- Climate change returned to the top of the experts’ risk ranking in AXA’s 2021 survey.
- At the same time, cyber risks are becoming more serious.
- Governments and corporations need to work more closely together to reinforce societal and economic resilience.
Climate change has overtaken pandemics as the biggest worry for risk experts. At the same time, cyber risks are becoming more serious. These are the key takeaways from the newly published 2021 AXA Future Risk Report, which starkly illustrates the need for governments and corporations to work more closely together to reinforce societal and economic resilience. Similarly, the World Economic Forum in its 2021 Global Risk Report, finds that with the world more attuned to risk, lessons can be drawn to strengthen response and resilience.
Every year, AXA surveys two groups: risk experts and the public. This year our survey reached almost 3,500 experts from 60 countries, along with 20,000 members of the public from 15 countries around the world.
Climate change returned to the top of the experts’ risk ranking in the 2021 survey, having been displaced by pandemic risk in 2020. We asked experts to rank their top five risks over a five- to ten-year timescale, and it came as no surprise that climate risks are back on top after a year of heatwaves, wildfires, floods, and freezes.
What the survey showed
The survey, however, revealed regional differences: climate concern is higher in Europe than anywhere else, among both experts and the public. Meanwhile, experts in Africa and the Americas were most pessimistic about their national governments’ preparedness to tackle this risk. Overall, just 19% of the experts we surveyed believe that their government is sufficiently prepared for climate-related risks.
In the run-up to COP26, we believe this is powerful evidence of the need for the private sector to step up and take more responsibility for leading the climate fight. Governments can help by joining international accords that make regulations more consistent between countries and across changes of administration. This will create the conditions for corporations to make bolder moves to manage climate change.
The need for closer collaboration between the public and private sectors also emerged strongly. This was inferred from the number-two risk in the experts’ rankings – cyber risks. More expert respondents selected cyber risk among their top five than any other risk. This broad-based concern about cyber risks comes after a year in which COVID-19 restrictions accelerated the digitalization of nearly all economic activities.
Just 26% of experts said they thought their governments are prepared for cyber risks – this is a figure that has not improved since we first asked the question in 2019. The last year has seen cybercrime become firmly established as a sophisticated shadow industry, with the rise of “ransomware-as-a-service” providers and new cryptocurrencies enabling money to be extorted with greater stealth.
As insurers, we see a pressing need for better alignment between the private and public sectors in their handling of cyber risks. It is often very difficult to distinguish ransomware attacks by highly organized criminal gangs from acts of cyber warfare sponsored by nation-states.
Pandemic-related risk has not gone away. It ranked third with our experts, but still top with the public. In fact, another year of COVID-19 seems to have made the public more concerned about broader health issues: they were more likely than experts to worry about chronic illnesses, exposure to harmful substances, pollution, and mental health.
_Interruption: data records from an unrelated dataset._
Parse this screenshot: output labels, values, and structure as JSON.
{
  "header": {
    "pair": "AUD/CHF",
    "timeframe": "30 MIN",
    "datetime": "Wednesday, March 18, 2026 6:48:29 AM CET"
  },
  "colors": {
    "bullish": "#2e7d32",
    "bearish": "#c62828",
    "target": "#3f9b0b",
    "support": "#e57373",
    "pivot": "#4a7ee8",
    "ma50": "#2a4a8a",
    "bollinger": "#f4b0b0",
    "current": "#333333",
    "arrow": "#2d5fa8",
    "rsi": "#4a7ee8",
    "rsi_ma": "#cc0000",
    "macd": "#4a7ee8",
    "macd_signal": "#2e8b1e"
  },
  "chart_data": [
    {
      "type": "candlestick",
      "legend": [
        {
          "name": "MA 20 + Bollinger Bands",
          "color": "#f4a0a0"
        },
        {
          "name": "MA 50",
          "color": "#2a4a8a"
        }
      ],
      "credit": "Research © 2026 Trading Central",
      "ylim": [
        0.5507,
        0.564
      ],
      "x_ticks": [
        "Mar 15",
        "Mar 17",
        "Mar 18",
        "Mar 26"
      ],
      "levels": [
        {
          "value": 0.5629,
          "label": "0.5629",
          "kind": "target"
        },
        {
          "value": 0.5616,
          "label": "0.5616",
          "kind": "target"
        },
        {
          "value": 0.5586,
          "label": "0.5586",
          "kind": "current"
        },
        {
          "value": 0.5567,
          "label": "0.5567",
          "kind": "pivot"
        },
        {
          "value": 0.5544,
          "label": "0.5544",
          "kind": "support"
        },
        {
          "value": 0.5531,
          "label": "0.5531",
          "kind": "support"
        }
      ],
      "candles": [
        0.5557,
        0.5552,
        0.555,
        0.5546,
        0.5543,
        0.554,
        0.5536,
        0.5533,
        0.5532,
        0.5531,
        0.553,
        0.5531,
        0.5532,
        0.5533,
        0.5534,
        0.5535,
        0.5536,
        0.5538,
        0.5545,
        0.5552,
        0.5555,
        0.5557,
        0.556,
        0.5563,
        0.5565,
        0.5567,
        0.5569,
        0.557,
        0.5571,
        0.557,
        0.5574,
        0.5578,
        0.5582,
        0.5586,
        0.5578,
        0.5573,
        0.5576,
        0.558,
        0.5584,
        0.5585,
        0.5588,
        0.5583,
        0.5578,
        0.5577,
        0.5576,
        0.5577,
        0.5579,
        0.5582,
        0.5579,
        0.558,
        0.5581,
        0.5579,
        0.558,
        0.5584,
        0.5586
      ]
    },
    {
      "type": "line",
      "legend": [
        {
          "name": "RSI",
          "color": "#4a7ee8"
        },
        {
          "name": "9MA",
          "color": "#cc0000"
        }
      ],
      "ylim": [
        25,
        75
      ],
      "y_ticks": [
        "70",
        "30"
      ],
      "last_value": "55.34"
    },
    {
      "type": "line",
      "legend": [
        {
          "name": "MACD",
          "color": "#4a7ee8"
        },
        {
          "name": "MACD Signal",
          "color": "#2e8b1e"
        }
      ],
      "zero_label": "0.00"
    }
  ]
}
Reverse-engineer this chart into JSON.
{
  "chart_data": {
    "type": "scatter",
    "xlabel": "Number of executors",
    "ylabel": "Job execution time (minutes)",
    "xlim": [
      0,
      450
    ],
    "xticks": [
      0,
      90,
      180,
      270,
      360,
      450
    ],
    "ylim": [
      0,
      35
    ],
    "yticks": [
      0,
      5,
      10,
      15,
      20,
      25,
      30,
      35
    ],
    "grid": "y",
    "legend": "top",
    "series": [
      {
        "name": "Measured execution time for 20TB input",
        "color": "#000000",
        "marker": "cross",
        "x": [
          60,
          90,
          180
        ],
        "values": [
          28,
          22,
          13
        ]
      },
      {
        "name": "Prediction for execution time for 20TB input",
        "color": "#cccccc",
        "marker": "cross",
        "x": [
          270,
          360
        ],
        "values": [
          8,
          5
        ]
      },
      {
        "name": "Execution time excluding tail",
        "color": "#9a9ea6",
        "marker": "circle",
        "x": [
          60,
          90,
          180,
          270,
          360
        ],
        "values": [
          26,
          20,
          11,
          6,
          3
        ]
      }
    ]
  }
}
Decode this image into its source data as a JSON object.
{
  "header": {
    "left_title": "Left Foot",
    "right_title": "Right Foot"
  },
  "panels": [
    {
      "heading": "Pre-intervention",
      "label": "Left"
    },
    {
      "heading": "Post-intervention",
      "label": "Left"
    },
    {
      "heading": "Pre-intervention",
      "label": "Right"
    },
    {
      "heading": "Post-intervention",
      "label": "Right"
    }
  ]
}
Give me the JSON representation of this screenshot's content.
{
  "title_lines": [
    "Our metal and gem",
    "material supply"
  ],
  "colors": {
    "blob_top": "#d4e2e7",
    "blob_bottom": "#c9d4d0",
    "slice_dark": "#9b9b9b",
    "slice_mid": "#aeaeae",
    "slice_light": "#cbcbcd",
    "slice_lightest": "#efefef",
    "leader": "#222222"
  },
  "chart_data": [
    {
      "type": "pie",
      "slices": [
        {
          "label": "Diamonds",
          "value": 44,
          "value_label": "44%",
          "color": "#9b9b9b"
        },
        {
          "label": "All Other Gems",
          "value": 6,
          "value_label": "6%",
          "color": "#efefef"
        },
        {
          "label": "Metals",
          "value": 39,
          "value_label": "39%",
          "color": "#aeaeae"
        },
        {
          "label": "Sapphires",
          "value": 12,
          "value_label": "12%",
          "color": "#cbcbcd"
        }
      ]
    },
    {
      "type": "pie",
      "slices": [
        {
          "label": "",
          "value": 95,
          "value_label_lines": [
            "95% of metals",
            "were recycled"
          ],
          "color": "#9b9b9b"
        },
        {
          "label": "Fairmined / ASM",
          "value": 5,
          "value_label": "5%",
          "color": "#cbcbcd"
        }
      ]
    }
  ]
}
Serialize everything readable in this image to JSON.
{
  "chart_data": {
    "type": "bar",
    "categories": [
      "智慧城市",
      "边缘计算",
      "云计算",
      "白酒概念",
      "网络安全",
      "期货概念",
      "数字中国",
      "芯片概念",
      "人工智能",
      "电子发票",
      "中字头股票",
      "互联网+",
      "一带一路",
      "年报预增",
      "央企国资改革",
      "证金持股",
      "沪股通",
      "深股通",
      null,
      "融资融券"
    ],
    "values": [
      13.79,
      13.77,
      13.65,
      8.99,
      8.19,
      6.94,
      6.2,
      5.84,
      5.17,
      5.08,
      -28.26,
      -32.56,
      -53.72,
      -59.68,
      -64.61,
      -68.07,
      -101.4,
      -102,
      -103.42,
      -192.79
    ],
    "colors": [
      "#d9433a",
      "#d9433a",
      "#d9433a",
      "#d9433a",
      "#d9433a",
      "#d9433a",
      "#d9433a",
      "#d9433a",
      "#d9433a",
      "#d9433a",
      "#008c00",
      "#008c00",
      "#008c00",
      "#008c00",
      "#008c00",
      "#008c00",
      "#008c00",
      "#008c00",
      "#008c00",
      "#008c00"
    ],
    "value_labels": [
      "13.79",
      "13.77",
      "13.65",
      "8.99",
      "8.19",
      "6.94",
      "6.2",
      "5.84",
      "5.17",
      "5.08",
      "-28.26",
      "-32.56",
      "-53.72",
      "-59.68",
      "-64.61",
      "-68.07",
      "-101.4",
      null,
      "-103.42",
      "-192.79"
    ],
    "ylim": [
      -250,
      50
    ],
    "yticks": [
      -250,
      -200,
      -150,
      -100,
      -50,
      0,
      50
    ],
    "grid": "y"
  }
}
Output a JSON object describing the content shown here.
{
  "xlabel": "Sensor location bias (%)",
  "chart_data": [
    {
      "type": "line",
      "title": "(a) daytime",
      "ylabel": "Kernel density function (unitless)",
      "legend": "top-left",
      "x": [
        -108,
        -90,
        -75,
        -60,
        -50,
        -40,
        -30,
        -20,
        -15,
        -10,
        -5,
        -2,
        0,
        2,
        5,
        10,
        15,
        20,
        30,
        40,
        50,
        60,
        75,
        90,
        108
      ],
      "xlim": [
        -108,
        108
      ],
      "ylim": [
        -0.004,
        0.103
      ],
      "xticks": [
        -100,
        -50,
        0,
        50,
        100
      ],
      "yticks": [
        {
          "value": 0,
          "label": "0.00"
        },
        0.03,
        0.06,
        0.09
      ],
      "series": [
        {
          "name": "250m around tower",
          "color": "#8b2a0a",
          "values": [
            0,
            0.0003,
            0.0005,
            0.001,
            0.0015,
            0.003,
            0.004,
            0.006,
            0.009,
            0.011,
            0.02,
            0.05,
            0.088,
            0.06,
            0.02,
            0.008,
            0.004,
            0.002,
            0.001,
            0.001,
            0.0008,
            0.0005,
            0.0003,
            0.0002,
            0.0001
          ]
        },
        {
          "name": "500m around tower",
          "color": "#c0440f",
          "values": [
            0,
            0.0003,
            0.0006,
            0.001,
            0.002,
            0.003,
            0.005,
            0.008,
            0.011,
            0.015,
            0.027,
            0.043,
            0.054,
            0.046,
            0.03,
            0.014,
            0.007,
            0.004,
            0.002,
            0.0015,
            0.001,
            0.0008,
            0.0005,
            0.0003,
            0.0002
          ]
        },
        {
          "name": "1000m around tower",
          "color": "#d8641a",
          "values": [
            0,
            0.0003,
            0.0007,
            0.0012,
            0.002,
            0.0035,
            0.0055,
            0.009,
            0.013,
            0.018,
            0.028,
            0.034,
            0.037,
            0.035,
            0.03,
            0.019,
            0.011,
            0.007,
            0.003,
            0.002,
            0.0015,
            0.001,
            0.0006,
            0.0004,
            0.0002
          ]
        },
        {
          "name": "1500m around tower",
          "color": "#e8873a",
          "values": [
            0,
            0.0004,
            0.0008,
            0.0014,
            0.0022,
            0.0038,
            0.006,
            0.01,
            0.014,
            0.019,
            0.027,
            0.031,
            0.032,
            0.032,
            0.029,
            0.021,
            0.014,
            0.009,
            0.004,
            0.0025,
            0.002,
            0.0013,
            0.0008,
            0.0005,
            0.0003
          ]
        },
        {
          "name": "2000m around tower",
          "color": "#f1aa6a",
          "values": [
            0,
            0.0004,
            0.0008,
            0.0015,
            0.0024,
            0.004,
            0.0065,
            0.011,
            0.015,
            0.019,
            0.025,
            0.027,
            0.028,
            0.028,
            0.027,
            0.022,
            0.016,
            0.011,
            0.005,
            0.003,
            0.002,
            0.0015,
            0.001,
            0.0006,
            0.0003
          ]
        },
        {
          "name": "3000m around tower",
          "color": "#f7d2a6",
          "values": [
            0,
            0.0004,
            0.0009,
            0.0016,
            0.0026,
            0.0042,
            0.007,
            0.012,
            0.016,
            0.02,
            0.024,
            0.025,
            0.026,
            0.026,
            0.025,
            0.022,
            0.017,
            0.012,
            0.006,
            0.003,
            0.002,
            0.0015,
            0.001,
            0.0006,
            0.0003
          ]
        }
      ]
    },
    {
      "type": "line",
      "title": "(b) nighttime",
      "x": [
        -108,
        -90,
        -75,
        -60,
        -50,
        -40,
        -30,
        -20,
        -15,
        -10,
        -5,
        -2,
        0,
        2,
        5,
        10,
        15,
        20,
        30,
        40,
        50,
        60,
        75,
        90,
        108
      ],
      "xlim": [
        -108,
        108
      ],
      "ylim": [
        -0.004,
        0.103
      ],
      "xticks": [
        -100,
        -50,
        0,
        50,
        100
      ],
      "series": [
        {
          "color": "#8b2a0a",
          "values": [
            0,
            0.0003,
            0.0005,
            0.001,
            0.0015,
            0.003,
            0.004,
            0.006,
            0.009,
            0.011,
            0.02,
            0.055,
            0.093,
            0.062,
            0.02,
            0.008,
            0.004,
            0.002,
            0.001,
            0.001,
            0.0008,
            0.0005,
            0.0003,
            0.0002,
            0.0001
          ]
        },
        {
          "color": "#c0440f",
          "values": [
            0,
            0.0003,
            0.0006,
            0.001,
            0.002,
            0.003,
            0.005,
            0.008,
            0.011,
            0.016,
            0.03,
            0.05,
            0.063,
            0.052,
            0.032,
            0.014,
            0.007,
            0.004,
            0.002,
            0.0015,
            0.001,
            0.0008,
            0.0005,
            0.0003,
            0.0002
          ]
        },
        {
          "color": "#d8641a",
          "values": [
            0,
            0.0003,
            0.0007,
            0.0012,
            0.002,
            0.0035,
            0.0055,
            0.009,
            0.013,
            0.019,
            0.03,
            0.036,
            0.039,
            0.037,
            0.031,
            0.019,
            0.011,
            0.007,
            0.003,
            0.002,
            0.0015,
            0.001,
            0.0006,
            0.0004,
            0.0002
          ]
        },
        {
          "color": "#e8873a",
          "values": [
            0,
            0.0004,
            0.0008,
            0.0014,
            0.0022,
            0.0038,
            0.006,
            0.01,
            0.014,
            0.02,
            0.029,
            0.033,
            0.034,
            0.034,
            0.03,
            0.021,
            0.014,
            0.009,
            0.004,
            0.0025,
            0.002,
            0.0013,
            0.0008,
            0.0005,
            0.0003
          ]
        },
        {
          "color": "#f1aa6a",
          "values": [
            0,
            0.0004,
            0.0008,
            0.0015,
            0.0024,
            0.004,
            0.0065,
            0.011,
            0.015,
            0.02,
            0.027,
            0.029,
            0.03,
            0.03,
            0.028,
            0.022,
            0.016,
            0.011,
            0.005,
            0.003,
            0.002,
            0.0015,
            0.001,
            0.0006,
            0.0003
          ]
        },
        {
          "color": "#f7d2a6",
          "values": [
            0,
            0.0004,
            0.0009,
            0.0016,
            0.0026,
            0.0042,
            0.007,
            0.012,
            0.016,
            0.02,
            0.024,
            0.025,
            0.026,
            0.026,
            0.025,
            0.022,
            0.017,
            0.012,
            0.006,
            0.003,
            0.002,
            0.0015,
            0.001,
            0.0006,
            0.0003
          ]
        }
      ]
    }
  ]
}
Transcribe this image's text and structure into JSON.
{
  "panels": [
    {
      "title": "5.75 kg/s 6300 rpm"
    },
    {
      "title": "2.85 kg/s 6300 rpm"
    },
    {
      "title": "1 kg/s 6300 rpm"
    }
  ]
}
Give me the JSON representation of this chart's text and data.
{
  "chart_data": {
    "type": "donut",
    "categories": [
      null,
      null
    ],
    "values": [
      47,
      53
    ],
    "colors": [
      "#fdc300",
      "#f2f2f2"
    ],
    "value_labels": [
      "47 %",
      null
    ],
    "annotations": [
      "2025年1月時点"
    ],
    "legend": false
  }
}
In the coming years, we expect health concerns to continue to loom large on the radar. Health systems have been stressed by the pandemic, with many workers suffering burnout. Public finances are under pressure, and populations are ageing in many societies.
On the positive side, the pandemic spurred the development of digital solutions in healthcare as in many other sectors, from video consultations to automated diagnostics. Public and private sector players must work together to figure out how to improve the efficiency of healthcare services by rolling out these solutions more widely.
Have you read?
Like climate change and cyber risks, health risks featured heavily in both news coverage and people’s daily experiences over the last year. That helps to explain why the large majority of survey respondents – 84% of experts and 80% of the general public – told us they think the world is more vulnerable to risks overall than it was five years ago.
But it is not all doom and gloom. From the survey responses, we have identified three reasons to be optimistic that humanity can tackle future risks.
First, the public is increasingly keen on global cooperation: 55% of respondents said they consider the global level the most effective level of decision-making to tackle risks, up from 50% in last year’s survey.
Second, despite much-reported concerns about the ‘infodemic’ and anti-expert sentiment, three-quarters of survey respondents told us they trust the capability of scientists and academics to tackle future crises.
Finally, the youngest respondents to our survey were least likely to consider that the world is getting more vulnerable, and the most likely to express confidence in experts, scientists, and global-level cooperation to find solutions to future risks. Young people are the leaders of tomorrow – they are hopeful, and that should give us hope.